The partners participating in these exchanges come from a spectrum of backgrounds with regard to the status of civil society organisations and first aid education offered by CSOs in their countries. Most partners are established providers of qualified and certified first aid in their countries. A first group of partners have enjoyed this status for many decades, a second group, particularly from Eastern Europe, have only established their position as a first aid provider within the last 25 years, as civil society and volunteering activities weren’t possible before.

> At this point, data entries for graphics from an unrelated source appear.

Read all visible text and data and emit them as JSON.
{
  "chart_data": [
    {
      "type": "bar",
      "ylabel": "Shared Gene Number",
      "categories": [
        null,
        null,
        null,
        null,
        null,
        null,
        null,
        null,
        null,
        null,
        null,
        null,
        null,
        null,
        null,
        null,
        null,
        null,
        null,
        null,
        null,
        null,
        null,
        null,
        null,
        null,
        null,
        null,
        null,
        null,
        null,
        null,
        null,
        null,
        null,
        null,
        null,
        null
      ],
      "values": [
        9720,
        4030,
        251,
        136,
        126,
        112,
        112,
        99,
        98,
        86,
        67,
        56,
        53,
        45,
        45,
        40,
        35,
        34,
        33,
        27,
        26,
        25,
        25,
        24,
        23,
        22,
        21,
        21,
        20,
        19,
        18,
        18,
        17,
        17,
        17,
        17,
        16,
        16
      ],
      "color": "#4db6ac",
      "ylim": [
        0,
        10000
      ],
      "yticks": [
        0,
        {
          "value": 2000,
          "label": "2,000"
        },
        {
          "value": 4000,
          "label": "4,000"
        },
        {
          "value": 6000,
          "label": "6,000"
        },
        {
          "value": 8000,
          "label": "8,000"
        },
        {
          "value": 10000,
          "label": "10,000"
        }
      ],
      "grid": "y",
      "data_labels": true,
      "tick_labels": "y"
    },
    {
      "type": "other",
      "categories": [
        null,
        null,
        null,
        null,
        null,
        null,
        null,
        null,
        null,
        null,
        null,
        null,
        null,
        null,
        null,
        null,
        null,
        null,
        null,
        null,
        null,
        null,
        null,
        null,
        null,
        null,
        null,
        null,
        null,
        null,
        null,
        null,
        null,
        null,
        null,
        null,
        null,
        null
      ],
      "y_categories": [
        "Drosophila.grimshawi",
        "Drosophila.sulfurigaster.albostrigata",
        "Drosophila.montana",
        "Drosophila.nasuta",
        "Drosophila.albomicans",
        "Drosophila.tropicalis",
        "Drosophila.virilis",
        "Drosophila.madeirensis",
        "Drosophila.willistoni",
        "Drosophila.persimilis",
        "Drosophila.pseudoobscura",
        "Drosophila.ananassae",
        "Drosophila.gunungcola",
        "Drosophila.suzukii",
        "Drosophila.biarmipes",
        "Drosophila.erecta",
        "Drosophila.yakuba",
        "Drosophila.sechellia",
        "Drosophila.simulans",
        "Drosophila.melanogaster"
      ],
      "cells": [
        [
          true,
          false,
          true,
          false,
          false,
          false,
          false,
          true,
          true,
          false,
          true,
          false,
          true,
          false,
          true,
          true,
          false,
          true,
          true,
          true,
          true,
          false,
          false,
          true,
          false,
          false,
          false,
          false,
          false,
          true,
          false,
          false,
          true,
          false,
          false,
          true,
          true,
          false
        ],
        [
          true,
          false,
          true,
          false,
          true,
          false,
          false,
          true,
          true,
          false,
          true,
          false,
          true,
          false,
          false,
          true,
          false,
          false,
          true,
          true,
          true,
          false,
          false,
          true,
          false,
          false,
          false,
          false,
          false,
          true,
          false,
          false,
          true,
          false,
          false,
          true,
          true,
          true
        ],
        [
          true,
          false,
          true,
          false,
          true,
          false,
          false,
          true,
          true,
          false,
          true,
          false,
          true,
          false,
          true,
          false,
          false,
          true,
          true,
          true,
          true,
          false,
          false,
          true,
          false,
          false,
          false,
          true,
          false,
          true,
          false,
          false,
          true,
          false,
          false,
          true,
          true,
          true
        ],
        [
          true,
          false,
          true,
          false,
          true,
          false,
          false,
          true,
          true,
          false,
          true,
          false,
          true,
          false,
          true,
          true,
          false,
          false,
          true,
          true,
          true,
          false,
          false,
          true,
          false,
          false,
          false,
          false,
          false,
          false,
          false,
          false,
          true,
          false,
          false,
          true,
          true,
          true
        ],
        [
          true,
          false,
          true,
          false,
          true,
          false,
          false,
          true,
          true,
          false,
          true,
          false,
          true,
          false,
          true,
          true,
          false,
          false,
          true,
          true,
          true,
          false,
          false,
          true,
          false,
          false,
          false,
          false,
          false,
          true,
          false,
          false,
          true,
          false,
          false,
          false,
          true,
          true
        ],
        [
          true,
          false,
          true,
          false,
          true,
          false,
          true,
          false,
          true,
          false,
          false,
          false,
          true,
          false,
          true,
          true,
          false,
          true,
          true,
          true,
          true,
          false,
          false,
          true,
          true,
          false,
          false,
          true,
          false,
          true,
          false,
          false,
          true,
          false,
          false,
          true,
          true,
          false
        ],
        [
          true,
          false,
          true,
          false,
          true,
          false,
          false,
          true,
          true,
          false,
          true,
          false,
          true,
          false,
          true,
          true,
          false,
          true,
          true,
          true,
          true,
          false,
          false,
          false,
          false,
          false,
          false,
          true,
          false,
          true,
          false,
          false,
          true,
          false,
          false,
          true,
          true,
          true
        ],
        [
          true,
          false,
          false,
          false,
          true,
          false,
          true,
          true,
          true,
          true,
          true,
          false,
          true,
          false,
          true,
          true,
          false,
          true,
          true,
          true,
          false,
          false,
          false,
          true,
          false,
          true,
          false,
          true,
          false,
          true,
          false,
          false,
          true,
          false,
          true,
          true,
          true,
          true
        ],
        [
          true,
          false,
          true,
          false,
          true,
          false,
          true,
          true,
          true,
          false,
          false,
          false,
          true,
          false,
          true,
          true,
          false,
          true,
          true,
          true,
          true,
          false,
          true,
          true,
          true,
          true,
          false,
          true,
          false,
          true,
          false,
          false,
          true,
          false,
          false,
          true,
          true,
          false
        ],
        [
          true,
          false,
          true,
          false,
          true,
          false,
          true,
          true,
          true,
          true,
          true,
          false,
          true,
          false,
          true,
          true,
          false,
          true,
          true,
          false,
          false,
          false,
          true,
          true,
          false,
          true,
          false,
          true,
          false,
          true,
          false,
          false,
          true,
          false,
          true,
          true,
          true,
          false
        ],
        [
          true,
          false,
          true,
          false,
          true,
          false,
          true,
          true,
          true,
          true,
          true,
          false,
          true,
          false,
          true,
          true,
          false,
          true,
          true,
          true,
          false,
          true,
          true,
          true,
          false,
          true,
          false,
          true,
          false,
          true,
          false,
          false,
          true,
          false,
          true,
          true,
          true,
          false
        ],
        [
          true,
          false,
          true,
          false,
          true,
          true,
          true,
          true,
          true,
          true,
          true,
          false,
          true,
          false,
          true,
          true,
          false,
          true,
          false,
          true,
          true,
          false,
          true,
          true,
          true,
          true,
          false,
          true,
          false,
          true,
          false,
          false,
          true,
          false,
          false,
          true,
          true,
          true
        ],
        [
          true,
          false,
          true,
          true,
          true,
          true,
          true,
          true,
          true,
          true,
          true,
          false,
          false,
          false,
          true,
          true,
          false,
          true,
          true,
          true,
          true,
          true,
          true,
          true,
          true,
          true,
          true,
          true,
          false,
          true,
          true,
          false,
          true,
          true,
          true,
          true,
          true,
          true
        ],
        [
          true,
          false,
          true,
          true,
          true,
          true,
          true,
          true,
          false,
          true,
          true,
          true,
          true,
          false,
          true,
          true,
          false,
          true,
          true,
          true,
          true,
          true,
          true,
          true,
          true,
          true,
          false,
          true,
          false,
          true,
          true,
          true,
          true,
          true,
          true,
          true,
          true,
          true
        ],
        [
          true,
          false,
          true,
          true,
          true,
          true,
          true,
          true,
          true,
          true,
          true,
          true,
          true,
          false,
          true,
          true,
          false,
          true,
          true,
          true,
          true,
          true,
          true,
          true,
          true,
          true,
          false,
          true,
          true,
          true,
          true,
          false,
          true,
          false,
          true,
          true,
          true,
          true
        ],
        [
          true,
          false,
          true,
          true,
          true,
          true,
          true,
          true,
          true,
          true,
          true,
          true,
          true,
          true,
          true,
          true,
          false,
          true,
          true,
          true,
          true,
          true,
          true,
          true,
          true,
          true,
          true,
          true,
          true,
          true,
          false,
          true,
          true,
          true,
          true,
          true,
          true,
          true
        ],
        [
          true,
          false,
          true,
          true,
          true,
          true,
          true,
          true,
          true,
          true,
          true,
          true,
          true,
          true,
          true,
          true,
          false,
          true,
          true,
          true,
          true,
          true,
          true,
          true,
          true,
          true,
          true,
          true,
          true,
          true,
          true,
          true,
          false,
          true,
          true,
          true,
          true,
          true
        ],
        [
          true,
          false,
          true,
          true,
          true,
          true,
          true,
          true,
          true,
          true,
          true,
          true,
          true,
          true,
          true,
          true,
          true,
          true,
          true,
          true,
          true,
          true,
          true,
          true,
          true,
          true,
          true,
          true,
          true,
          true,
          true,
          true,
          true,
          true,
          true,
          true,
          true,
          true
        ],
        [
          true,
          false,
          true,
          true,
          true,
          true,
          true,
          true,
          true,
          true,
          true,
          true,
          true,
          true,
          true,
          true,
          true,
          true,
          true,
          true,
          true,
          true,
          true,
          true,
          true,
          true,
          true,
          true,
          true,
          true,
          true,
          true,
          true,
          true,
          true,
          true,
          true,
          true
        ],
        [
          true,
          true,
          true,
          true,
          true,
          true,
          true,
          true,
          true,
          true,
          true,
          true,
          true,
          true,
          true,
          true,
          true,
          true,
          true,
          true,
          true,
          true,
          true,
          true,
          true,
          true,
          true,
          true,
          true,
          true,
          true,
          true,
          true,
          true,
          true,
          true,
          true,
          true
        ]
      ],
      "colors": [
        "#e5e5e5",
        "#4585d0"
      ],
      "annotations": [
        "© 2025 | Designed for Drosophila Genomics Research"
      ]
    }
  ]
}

Thirdly, we have a partner organisation from Macedonia. While active in volunteering for many years, they are still at the beginning of sustainably offering first aid training as part of their volunteer structures. In addition, certification systems for qualified first aid education aren’t as clearly defined and/or enforced in this region of the EU’s neighbourhood, thereby posing an obstacle for purely national establishment of volunteer-CSO-based first aid education.
As a result of this exchange of organisations with diverse national civic histories, we expect all participating partners to gain new insights into volunteer management and training in the area of first aid in general, enabling them to make their methods and practices more universal than just geared toward their national target group. We consider this a strong added value in an ever more united Europe and as a contribution to work mobility for first aid professionals. We also expect our third group of partners to benefit in particular, as the project will enable them to establish or significantly improve first aid education offered by their volunteers.
The newly established course in Macedonia, as well as the improvements expected in the countries were volunteer-based first aid education is already widely available, will advance the opportunities of quality first aid education for the general populace in the partner countries.